Comm'n, 26 S.W.3d 401, 404 (Mo. App. 2000) (citation omitted). "'An order lacks
finality in this sense while it remains tentative, provisional, or contingent, subject to
recall, revision or reconsideration by the issuing agency.'" Id. (citations omitted).
7 As its name suggests, the Order Regarding Remand constituted the
Commission's response to our decision in AG Processing, 385 S.W.3d 511, which
reversed and remanded the September 28, 2011 report and order for further
reconsideration under the appropriate burden of proof. After discussing the factual and
procedural history of the 2010 complaint case, our holding in AG Processing, and the
correct preponderance of the evidence, prudence, and proof of harm standards to be
applied in the case, the Commission determined that due process required it to vacate
the September 28, 2011 report and order and reopen the record to take additional
evidence. Because it was reopening the record in the 2010 complaint case, the
Commission also decided, as a matter of administrative economy, to consolidate it with
the 2012 complaint case, which had been stayed. The Commission directed the parties
to coordinate the presentation of the evidence for both of the consolidated cases and to
jointly file a proposed procedural schedule.
Based upon these provisions, it is clear that the Order Regarding Remand did
not address, let alone resolve, the allegations of imprudence that AGP raised in the
2010 and 2012 complaint cases. All of the evidence had yet to be submitted in both
cases. Indeed, at the time the Order Regarding Remand was issued, no evidence had
been adduced in the 2012 complaint case. The Order Regarding Remand was simply a
guide that explained how, in light of our reversal and remand of the 2010 complaint
case, the Commission planned to proceed going forward to bring the 2010 and 2012
complaint cases to a final resolution.
The Commission's inclusion of an order directing the steam customers to return
the refunds to KCP&L through the QCA did not transform the Order Regarding Remand
8 into a final order.
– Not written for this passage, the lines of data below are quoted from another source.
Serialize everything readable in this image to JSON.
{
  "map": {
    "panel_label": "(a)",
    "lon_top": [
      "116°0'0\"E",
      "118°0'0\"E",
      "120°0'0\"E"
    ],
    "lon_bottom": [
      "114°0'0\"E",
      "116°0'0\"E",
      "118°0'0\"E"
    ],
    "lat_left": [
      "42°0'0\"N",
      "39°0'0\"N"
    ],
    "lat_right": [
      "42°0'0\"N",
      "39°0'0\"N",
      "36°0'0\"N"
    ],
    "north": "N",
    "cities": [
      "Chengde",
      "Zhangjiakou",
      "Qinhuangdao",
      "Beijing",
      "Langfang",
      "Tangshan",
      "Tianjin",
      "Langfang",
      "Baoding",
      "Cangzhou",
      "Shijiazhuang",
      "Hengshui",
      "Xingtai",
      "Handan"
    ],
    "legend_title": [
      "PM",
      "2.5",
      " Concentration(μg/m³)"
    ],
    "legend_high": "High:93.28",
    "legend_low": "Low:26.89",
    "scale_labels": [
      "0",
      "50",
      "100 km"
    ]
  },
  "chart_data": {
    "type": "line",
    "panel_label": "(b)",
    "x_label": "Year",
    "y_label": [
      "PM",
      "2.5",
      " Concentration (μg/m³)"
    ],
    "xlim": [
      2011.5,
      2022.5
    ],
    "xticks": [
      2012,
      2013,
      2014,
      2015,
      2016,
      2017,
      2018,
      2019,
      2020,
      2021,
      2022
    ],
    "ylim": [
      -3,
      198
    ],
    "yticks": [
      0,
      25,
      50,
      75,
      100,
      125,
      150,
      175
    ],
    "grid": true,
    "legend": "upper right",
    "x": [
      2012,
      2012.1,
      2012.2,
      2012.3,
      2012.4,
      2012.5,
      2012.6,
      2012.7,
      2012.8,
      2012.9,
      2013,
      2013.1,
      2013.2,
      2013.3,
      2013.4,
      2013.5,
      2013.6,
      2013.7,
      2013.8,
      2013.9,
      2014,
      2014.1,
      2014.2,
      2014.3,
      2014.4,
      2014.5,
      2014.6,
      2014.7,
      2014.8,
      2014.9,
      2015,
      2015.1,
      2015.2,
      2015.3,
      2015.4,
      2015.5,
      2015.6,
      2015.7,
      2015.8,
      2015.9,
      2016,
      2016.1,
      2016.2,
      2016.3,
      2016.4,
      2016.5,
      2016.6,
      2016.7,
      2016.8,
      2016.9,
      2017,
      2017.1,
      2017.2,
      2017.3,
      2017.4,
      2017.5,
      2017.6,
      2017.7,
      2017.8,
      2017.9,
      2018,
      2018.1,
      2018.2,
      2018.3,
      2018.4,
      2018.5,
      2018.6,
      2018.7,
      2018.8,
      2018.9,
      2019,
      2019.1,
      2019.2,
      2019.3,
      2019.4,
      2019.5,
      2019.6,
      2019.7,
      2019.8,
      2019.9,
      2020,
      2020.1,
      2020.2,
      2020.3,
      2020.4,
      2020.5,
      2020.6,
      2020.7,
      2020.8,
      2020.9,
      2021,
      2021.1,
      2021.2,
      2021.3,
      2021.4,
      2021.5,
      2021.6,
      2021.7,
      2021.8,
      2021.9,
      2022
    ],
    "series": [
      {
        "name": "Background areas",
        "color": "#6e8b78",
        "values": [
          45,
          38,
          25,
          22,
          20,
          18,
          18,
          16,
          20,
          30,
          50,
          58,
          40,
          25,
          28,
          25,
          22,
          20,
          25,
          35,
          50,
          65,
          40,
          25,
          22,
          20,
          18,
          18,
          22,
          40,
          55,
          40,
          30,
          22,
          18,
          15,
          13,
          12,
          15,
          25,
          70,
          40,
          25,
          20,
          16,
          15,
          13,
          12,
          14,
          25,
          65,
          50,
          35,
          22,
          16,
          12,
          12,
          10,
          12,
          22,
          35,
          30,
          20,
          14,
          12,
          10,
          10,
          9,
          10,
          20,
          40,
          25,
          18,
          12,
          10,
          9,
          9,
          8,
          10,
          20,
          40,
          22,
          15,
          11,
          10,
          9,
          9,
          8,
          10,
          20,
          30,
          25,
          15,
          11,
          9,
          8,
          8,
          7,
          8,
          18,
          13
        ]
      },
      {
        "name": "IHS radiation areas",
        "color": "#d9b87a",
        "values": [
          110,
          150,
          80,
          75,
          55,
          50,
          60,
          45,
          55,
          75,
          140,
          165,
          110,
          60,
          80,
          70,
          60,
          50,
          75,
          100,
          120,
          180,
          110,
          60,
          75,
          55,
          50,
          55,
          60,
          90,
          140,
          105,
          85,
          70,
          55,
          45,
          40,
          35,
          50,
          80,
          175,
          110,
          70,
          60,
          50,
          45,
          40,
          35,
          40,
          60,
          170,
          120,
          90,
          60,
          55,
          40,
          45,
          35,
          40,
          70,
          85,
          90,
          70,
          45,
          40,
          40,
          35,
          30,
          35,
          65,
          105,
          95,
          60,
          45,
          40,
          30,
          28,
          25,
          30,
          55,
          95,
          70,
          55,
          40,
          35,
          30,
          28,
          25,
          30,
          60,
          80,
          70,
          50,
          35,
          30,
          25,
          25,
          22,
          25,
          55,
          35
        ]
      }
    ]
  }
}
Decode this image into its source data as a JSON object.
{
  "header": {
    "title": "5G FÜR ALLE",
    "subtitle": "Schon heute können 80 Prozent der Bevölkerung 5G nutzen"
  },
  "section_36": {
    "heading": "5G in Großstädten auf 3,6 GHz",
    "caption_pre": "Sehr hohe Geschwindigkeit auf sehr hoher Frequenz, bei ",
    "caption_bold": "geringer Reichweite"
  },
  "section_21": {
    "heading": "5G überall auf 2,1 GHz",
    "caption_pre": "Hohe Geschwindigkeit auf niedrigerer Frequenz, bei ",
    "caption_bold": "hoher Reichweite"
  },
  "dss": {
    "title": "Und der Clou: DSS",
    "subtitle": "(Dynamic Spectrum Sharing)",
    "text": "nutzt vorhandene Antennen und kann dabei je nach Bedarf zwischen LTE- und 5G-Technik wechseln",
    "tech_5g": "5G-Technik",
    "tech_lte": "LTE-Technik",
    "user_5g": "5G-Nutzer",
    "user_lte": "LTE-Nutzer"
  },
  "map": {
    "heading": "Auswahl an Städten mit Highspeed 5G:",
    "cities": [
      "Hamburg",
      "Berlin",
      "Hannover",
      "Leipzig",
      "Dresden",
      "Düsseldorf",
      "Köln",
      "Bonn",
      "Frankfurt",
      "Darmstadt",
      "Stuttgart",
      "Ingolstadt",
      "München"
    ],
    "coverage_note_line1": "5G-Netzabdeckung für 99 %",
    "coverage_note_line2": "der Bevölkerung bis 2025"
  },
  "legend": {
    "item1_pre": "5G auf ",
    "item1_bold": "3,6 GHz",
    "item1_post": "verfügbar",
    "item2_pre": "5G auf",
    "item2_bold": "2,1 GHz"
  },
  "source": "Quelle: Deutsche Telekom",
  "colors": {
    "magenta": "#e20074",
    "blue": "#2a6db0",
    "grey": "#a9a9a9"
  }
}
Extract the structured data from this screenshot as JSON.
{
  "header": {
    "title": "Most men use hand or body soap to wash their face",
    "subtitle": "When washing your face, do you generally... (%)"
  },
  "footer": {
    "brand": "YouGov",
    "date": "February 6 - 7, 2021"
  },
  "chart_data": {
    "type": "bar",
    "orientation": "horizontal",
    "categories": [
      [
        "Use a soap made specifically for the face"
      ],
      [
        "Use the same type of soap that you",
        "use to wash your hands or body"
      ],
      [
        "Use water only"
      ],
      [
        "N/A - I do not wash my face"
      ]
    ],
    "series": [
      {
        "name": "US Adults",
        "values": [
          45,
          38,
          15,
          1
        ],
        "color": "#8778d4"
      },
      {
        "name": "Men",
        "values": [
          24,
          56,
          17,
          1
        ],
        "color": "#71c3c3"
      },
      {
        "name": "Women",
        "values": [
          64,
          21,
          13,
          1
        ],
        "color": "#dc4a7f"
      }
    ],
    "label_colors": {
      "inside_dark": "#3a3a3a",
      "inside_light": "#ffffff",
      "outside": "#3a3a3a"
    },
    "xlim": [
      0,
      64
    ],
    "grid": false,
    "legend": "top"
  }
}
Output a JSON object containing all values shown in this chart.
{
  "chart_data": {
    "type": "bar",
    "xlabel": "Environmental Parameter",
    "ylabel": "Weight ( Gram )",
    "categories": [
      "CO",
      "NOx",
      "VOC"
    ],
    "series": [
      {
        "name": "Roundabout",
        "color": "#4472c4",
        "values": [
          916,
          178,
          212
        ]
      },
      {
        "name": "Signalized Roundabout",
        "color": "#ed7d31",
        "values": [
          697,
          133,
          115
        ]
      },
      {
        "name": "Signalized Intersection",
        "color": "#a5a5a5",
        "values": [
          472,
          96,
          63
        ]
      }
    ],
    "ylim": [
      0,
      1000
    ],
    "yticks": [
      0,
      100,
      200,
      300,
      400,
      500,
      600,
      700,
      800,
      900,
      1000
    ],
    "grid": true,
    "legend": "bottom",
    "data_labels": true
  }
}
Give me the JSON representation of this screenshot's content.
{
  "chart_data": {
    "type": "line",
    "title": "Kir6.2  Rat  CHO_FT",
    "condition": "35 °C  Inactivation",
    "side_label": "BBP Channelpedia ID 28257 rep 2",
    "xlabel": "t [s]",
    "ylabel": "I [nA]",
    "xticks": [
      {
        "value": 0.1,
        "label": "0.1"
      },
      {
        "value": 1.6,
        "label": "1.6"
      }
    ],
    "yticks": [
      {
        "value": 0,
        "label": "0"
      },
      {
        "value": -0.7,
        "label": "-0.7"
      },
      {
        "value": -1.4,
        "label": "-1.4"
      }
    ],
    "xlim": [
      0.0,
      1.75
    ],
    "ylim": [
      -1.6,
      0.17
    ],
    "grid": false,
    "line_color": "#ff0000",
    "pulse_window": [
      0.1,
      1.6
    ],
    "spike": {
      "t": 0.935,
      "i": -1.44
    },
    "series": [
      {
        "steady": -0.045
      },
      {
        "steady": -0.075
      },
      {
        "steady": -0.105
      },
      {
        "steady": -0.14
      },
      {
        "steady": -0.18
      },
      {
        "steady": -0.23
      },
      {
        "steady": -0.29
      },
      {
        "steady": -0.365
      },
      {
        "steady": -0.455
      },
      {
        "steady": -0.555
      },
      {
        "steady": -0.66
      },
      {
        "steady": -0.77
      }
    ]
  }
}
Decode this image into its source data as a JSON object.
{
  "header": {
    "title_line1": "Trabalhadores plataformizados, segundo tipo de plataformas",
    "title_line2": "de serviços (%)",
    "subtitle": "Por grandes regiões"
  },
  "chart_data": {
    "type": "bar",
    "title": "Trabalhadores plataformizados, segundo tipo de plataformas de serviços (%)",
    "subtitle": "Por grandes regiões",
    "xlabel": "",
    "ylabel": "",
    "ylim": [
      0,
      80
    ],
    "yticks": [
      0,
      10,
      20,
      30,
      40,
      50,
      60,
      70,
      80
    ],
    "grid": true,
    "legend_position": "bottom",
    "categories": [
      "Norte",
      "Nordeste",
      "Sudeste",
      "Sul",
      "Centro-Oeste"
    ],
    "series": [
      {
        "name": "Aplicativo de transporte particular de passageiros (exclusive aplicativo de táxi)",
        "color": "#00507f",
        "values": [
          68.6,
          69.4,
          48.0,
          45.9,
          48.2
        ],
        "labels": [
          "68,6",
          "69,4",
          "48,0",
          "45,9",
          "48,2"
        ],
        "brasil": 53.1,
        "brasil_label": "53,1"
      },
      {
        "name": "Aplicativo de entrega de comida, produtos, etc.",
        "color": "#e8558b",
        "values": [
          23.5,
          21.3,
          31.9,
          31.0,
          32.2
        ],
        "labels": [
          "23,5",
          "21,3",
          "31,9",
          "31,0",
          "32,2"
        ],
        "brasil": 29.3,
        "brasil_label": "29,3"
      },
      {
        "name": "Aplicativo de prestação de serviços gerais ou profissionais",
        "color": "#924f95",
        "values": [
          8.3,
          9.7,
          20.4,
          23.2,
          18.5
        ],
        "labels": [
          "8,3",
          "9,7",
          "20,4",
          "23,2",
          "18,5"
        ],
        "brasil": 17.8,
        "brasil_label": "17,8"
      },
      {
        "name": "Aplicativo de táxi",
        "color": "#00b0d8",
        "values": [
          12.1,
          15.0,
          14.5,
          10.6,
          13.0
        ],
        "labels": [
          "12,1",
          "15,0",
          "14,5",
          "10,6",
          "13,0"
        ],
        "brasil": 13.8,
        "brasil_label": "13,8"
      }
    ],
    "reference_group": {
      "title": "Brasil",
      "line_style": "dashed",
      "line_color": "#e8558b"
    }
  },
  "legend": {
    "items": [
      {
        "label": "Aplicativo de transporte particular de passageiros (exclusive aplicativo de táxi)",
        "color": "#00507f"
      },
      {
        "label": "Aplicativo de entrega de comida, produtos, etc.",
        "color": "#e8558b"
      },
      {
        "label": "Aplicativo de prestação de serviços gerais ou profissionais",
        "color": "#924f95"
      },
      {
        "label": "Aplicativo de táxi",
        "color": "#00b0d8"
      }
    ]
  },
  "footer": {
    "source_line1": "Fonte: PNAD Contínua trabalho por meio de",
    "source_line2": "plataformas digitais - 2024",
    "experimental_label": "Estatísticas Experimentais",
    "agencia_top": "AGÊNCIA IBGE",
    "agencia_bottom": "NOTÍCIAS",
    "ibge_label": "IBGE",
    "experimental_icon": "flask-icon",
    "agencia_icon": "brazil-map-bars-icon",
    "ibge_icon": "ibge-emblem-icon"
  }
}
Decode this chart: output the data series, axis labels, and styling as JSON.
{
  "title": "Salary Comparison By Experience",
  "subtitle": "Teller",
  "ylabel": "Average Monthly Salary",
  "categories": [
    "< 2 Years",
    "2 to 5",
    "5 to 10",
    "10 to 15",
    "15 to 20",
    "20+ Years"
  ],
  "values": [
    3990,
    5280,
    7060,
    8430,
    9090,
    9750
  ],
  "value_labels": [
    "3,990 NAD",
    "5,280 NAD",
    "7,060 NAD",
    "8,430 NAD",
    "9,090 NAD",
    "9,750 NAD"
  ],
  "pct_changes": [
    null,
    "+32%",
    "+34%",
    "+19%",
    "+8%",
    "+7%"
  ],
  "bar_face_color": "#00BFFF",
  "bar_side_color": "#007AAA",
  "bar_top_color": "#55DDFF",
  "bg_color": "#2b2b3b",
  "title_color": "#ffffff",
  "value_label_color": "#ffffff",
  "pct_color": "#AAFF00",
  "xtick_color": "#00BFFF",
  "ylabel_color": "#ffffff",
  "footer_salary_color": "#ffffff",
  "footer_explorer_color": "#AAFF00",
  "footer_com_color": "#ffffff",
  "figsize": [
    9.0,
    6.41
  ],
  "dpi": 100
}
The refunds were originally granted to the steam customers as relief
after the Commission found that Aquila had imprudently operated its hedging program --
a finding that this court deemed erroneous on appeal and reversed and remanded for
the Commission's further consideration. The Order Regarding Remand did not finally
decide the issue of Aquila's imprudence; therefore, it did not resolve the issue of who,
ultimately, was entitled to the refunded amounts. The Commission recognized this, as it
stated that, if it determines after the new evidentiary hearing that Aquila's actions were
imprudent and that it should not have ordered a return of the refunds, it will order
KCP&L to give the returned amounts back to the customers through the QCA. 4 Thus,
the Commission's decision to return the refunds is subject to recall or reconsideration
and is not a final administrative order.
CONCLUSION
We dismiss AGP's appeal of the Order Regarding Remand.
____________________________________ LISA W HITE HARDWICK, JUDGE
ALL CONCUR.
4 Because appellate jurisdiction is lacking, we express no view on the substantive correctness of the Commission’s order requiring that KCP&L recoup the refunds previously paid to Aquila’s steam customers pending final resolution of the 2010 complaint case.